|Reviews for A Real Live Fairy Tale|
| Queen of the Dragons chapter 3 . 2/5/2005
i was right... lily is such a b-! Can u get her killed please?
| Queen of the Dragons chapter 2 . 2/5/2005
lily is being really annoying. I wonder what she tells alfred? in this case, i feel really sorry for Ella, i mean, its like her whole life is the way she wants it, then someone gets the wrong idea and starts screwing it up. anyway, good stuff.
| Listener chapter 7 . 11/25/2004
I love this tale! it has a wonderfully creative twist to it. With all the brainwashing Cinderella stories I always expect the stepsisters to be mean and it's driving me nuts! The characters are well described in personality, i just love it! :)
| Aspiring Author chapter 1 . 11/21/2004
added to fav story list!
| Aspiring Author chapter 7 . 11/21/2004
Yay you updated! Nice job on the long-short chapter! I can't wait for the next chapter! Suggestions: Make Henry attack Lily! Make Alfred a turncoat and have HIM attack Lily! Make the guards attack Lily! Make everyone in the town attach Lily! ...see a pattern here?
~Aspiring Author (henceforth known as AsA)
| Ancamna chapter 6 . 11/19/2004
Gee, and I was getting so happy with no typos.
End of section 1: the last sentence is indented - I assume it's a typo b/c i can't figure out why it should be.
2nd sentence 2nd section: The sentence seems a bit long, or something. It's just sort of awkward. Maybe if you change the second comma to a diff type of puctuation, like a semi-colon...
3rd sentence: I tried typing the sentence a few ways and i like this one best: 'Ella was furious – not at Alfred, but at Lily'.
Ella's last two sentences: they should be on the next line.
I really like this story! I like how it's a mix-up of cinderella. And Lily is so mean! Just a tidbit: Ella means goddess in Hebrew. _
| Ancamna chapter 4 . 11/19/2004
6th paragraph from the bottom: you said earlier that Ella huried down the steps, not strolled.
3rd from bottom: him at her side, not her at her side.
the end of ch. 5 is cute!
| Pont chapter 7 . 11/16/2004
I love this! Lily is so evil _ This is an awesome parody. I haven't read anything this amusing in a LONG while.
Go Henry! :P
| Pont chapter 1 . 11/16/2004
XD Ella sounds like me. I can totally relate with her character. Great job, a good background setting for a promising story! Keep up the good work!

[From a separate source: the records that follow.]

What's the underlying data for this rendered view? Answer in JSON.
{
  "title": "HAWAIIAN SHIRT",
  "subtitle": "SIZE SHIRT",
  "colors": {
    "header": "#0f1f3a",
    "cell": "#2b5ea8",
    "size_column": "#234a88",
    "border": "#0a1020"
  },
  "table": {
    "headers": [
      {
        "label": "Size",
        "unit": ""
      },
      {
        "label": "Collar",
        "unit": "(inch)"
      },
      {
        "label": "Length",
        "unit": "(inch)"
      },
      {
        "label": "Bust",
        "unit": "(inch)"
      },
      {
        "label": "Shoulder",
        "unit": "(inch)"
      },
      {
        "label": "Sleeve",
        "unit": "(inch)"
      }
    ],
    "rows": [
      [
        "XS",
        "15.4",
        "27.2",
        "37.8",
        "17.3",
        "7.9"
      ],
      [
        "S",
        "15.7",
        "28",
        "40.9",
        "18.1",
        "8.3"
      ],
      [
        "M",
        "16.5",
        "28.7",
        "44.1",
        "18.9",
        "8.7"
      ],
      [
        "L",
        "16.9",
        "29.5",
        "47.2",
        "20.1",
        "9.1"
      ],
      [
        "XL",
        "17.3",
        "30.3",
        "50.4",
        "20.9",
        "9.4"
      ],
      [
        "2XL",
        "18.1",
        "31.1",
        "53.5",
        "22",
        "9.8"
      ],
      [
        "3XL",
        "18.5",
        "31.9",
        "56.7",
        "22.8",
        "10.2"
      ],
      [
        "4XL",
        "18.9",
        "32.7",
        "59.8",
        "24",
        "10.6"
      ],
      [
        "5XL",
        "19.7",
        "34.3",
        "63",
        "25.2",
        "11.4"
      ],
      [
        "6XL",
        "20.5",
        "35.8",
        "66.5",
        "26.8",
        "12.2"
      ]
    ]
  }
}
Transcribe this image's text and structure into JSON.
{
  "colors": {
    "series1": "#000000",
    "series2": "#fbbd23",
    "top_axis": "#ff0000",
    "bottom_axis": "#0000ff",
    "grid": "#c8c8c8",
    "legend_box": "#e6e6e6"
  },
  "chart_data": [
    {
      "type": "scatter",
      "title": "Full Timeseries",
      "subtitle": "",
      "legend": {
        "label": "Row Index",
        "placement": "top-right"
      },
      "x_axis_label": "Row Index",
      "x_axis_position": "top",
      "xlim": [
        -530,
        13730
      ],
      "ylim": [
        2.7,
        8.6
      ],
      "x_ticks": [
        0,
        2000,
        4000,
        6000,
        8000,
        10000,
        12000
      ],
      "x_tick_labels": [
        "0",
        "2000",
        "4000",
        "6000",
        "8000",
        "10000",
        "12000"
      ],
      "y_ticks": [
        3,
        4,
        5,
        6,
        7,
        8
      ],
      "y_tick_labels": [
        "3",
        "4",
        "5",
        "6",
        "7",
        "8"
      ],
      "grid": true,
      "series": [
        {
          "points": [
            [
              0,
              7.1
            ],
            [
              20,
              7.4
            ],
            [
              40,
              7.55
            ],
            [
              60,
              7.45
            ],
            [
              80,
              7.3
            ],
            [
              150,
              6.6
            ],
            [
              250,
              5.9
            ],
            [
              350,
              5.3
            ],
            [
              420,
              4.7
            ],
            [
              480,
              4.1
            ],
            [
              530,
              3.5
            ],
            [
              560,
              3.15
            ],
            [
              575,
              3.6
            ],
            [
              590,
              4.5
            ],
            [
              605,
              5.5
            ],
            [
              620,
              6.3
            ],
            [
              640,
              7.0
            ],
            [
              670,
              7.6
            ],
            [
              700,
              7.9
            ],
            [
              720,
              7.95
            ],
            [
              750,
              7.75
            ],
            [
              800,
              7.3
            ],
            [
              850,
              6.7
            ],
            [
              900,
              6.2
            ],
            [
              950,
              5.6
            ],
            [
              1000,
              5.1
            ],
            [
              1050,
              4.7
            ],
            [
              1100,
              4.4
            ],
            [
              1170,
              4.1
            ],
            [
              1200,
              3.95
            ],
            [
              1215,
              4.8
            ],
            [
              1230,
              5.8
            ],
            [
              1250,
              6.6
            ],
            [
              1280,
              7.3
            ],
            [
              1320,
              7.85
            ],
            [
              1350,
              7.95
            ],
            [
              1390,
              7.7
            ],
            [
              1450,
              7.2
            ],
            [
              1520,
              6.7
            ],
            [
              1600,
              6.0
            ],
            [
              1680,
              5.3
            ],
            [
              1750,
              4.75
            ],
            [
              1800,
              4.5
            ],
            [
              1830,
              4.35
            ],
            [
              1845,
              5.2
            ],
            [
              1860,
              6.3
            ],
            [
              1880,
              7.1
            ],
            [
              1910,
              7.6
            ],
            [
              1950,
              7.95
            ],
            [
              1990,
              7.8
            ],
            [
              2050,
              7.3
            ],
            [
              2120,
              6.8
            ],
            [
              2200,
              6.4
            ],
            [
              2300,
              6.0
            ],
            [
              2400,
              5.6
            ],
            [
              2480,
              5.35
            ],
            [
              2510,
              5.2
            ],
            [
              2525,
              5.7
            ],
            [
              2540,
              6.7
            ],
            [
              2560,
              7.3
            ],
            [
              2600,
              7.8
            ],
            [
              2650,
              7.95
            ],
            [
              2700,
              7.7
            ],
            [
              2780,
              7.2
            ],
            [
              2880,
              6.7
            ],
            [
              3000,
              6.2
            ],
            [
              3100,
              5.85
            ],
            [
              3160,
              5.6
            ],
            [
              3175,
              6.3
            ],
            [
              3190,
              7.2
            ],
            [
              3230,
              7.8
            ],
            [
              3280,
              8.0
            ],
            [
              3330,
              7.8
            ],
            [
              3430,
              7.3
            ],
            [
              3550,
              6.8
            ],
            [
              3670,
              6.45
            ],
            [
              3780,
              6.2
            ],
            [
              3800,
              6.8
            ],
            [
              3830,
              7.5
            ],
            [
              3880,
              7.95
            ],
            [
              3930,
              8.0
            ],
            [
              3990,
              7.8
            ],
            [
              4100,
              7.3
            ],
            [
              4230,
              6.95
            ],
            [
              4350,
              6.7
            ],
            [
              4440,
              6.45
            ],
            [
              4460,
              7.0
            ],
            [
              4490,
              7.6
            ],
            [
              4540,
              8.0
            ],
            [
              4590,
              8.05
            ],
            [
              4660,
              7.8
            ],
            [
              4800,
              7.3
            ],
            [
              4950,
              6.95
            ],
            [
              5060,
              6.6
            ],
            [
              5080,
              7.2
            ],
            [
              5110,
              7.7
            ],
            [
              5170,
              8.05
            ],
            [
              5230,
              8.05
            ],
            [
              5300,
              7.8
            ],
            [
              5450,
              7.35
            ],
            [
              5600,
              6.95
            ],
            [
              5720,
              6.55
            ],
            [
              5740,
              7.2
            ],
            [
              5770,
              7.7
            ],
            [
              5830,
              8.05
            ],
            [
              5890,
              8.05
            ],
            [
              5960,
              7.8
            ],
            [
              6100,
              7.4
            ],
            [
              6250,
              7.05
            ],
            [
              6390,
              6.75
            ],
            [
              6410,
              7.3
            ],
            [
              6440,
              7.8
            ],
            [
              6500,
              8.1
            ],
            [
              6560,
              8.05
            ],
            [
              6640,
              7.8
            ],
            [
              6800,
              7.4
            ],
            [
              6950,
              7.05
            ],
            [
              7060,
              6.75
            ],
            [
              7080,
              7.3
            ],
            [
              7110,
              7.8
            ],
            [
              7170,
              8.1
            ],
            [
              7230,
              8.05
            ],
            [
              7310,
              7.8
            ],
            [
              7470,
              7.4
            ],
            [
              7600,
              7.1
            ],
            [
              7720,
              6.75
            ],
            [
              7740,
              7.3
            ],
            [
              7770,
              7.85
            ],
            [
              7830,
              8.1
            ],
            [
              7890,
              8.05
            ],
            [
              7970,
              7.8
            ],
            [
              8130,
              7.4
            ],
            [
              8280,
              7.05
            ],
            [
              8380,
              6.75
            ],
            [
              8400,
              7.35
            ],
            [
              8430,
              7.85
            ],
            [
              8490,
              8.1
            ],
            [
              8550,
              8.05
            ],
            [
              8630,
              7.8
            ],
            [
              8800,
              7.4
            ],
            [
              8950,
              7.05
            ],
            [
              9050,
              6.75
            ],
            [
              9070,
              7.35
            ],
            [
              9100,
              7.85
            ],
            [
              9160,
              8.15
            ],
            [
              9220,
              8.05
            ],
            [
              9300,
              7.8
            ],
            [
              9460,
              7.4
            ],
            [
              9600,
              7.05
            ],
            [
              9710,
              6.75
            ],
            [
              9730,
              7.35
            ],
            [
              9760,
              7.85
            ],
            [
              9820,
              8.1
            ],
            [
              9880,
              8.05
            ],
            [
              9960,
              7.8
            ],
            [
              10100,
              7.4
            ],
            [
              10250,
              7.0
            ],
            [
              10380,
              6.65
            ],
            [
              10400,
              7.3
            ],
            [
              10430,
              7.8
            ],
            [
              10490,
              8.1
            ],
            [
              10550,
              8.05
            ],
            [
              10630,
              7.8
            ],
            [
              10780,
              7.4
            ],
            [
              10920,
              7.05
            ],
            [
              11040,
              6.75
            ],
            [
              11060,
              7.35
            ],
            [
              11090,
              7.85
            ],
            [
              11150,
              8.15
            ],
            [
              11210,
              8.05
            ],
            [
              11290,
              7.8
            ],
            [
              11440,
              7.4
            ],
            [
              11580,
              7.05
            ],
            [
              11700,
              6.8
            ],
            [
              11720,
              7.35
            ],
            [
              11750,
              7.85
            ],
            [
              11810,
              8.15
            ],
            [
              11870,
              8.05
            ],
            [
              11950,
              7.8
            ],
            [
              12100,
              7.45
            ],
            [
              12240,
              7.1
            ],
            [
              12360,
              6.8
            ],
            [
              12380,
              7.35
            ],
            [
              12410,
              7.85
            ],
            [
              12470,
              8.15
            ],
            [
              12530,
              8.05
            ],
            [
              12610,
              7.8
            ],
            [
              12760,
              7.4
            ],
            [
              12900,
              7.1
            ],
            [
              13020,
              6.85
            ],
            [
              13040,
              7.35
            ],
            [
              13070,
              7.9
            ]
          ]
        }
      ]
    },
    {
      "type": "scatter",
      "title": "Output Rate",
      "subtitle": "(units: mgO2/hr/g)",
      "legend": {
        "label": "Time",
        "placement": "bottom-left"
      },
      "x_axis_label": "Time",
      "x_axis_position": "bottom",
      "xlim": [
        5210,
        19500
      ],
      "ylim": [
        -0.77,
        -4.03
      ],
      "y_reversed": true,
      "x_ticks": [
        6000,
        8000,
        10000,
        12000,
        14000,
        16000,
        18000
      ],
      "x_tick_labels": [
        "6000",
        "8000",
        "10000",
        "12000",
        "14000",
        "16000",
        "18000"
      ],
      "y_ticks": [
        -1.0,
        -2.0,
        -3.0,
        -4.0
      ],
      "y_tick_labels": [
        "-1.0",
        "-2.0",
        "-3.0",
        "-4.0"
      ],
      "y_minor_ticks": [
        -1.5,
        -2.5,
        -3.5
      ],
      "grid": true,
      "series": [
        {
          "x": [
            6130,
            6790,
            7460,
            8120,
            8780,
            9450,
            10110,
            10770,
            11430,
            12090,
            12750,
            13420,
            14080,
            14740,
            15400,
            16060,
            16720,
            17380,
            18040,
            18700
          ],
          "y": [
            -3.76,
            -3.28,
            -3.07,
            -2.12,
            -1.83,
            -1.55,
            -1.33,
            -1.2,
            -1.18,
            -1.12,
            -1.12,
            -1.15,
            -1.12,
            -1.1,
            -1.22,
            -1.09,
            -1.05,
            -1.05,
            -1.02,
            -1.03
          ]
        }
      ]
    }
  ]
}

| aspiring author chapter 6 . 9/11/2004
Hi, I know we already discussed this, but have you come up with any more ideas for this story? I mean, you left us at exactly the wrong time! Whatever. No new stuff except for a little blurb or two in my bio.
| Spooni chapter 2 . 8/11/2004
Aww.. :( Now I feel evil for being a Lily.. Oh well, she's a great character (even if as a person she's annoying and assumes that she is never wrong). Isn't it fun to create the bad guys? _ I hope she doesn't make things too horrible, and that she finds some way to better *her*self by the end.

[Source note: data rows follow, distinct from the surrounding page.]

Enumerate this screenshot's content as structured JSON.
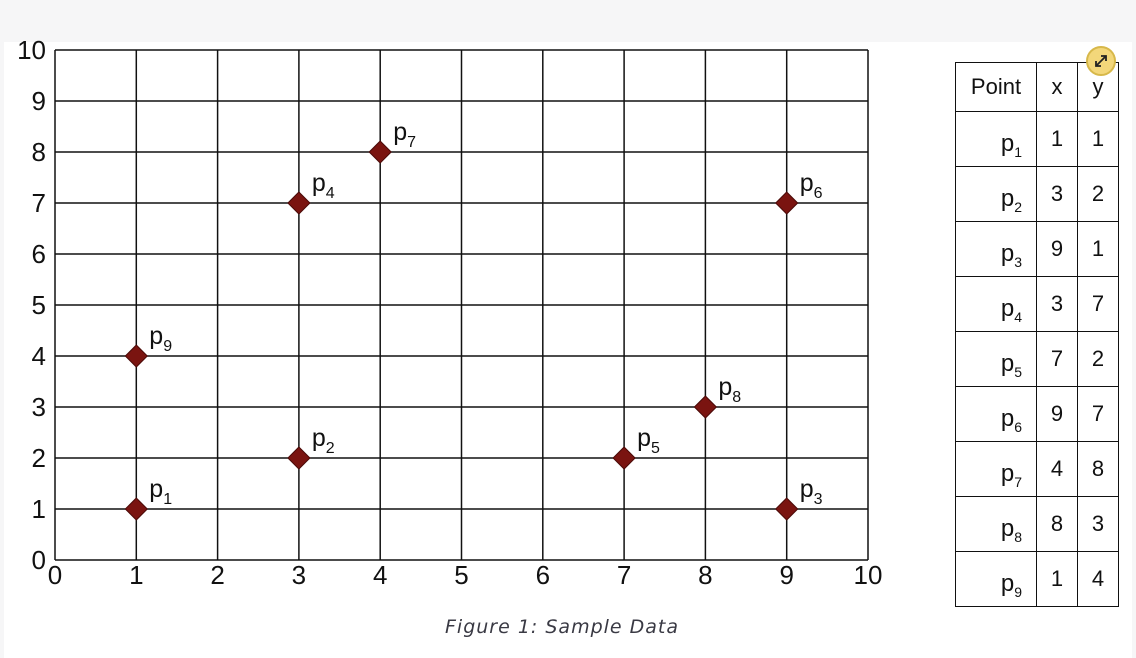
{
  "chart_data": {
    "type": "scatter",
    "xlim": [
      0,
      10
    ],
    "ylim": [
      0,
      10
    ],
    "x_ticks": [
      "0",
      "1",
      "2",
      "3",
      "4",
      "5",
      "6",
      "7",
      "8",
      "9",
      "10"
    ],
    "y_ticks": [
      "0",
      "1",
      "2",
      "3",
      "4",
      "5",
      "6",
      "7",
      "8",
      "9",
      "10"
    ],
    "grid": true,
    "marker": "diamond",
    "marker_color": "#7a1410",
    "points": [
      {
        "name": "p",
        "sub": "1",
        "x": 1,
        "y": 1
      },
      {
        "name": "p",
        "sub": "2",
        "x": 3,
        "y": 2
      },
      {
        "name": "p",
        "sub": "3",
        "x": 9,
        "y": 1
      },
      {
        "name": "p",
        "sub": "4",
        "x": 3,
        "y": 7
      },
      {
        "name": "p",
        "sub": "5",
        "x": 7,
        "y": 2
      },
      {
        "name": "p",
        "sub": "6",
        "x": 9,
        "y": 7
      },
      {
        "name": "p",
        "sub": "7",
        "x": 4,
        "y": 8
      },
      {
        "name": "p",
        "sub": "8",
        "x": 8,
        "y": 3
      },
      {
        "name": "p",
        "sub": "9",
        "x": 1,
        "y": 4
      }
    ]
  },
  "table": {
    "headers": {
      "point": "Point",
      "x": "x",
      "y": "y"
    }
  },
  "caption": "Figure 1: Sample Data",
  "expand_icon": "expand-arrows-icon"
}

| Spooni chapter 1 . 8/11/2004
_ What a wonderful idea! I simply love it, and I cannot wait for more. I'm sorry I didn't read it sooner, but I haven't had access to a computer. Also the reason for my lack of the constructive helpfulness that you always give to me. *is sad* But I will on later chapters!
| Frank the Turkey chapter 1 . 8/10/2004
This is a good story. Why are no names mentioned in the first paragraph of chapter 6?
| Aspiring Author chapter 6 . 8/10/2004
Here we see the doubled edge of short chapters - it breaks the pattern, but when one finally updates, it doesn't do much to assuage the avidity of the faithful reviewers. And I'm not saying that you *have* to make your chapters longer! I'm just making a philosophical statement...
um... if any of my words are too big, just tell me and I'll see what I can do.
| Candy-yum-yum chapter 6 . 8/9/2004
dude! i like this story! i'm acctually thinking of making a fairy tale remake myself, only with fairies. hopefully things'll turn for the better for poor ella.